The alternative, where an LLM generates Python scraping code, has serious problems: the code may be syntactically valid but logically wrong; it may import dangerous libraries; it may have security vulnerabilities; it cannot be safely executed without review. JSON with a defined schema can be validated structurally before execution and reviewed by non-engineers.
Apply This
1. Start with the schema, not the selectors. Before opening DevTools to inspect a page, define your output record schema. What fields does your downstream system need? What are their types? What makes a record valid? The schema defines your field list; the field list defines what you need to find selectors for.
2. Name fields for the data, not the HTML. Call it salary_min, not salary_range_left_side. The field name is part of the API you expose to downstream consumers. Make it self-documenting.
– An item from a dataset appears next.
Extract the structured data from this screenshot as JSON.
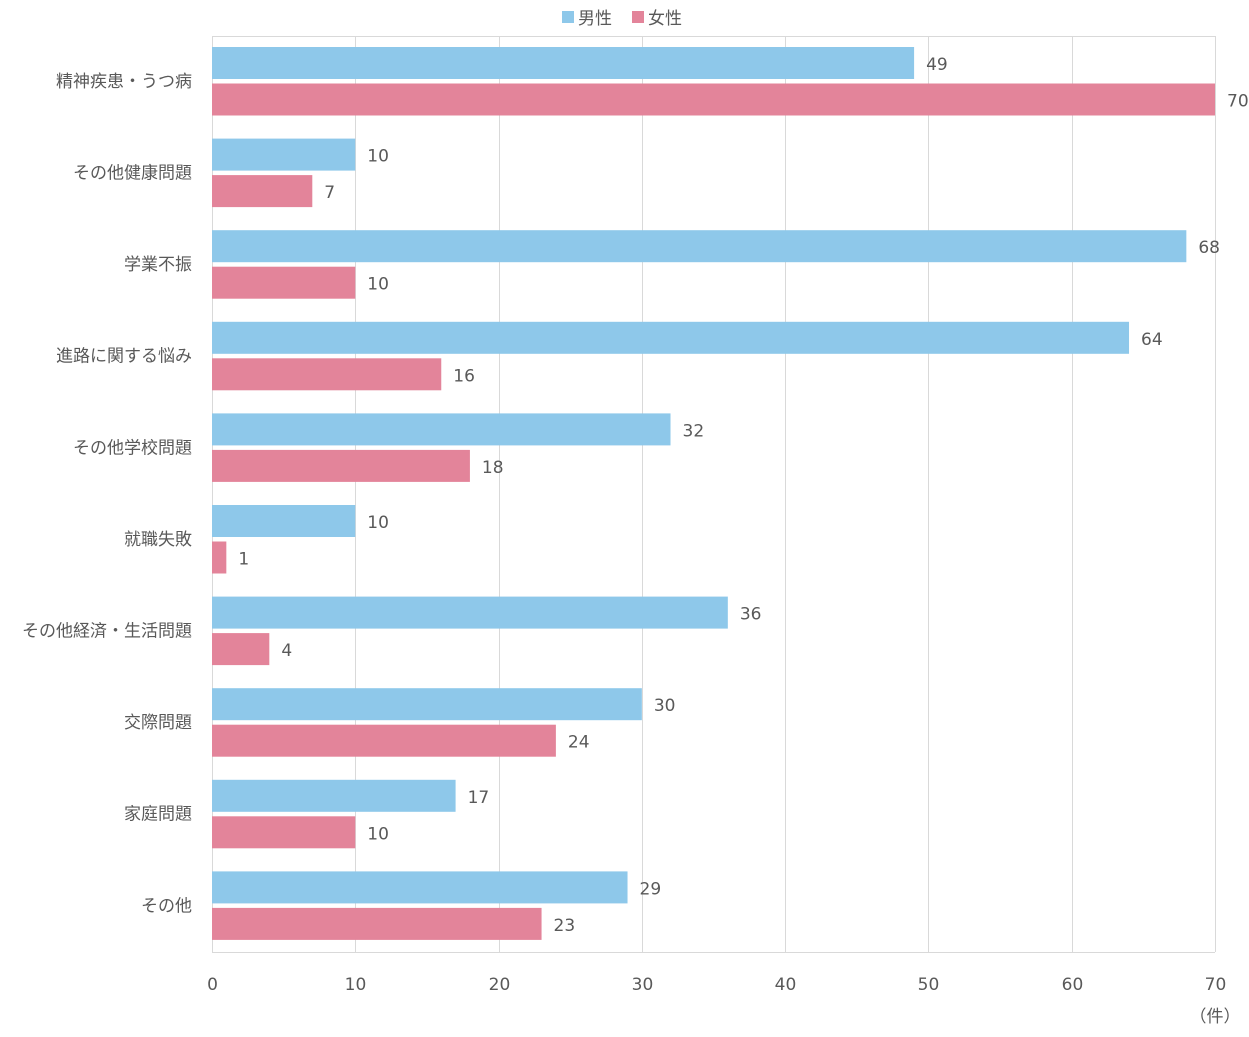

3. Use multiple: true conservatively. Multiple-value fields produce arrays. Most downstream systems prefer scalar values. Only use multiple when the field is genuinely multi-valued (requirements list, tags list) and when your pipeline handles arrays.
4. Test batch_fields separately. Key-value tables are fragile. Site redesigns often change table structure while keeping content. Write a quick test that fetches one page and prints the batch_fields output before adding it to production configs.
5. Version your configs. Commit every config change to version control with a message explaining what changed and why. When a site redesigns and your selectors break, git blame tells you what you had before. This history is invaluable for debugging and for training AI models to understand what kinds of HTML changes break which selectors.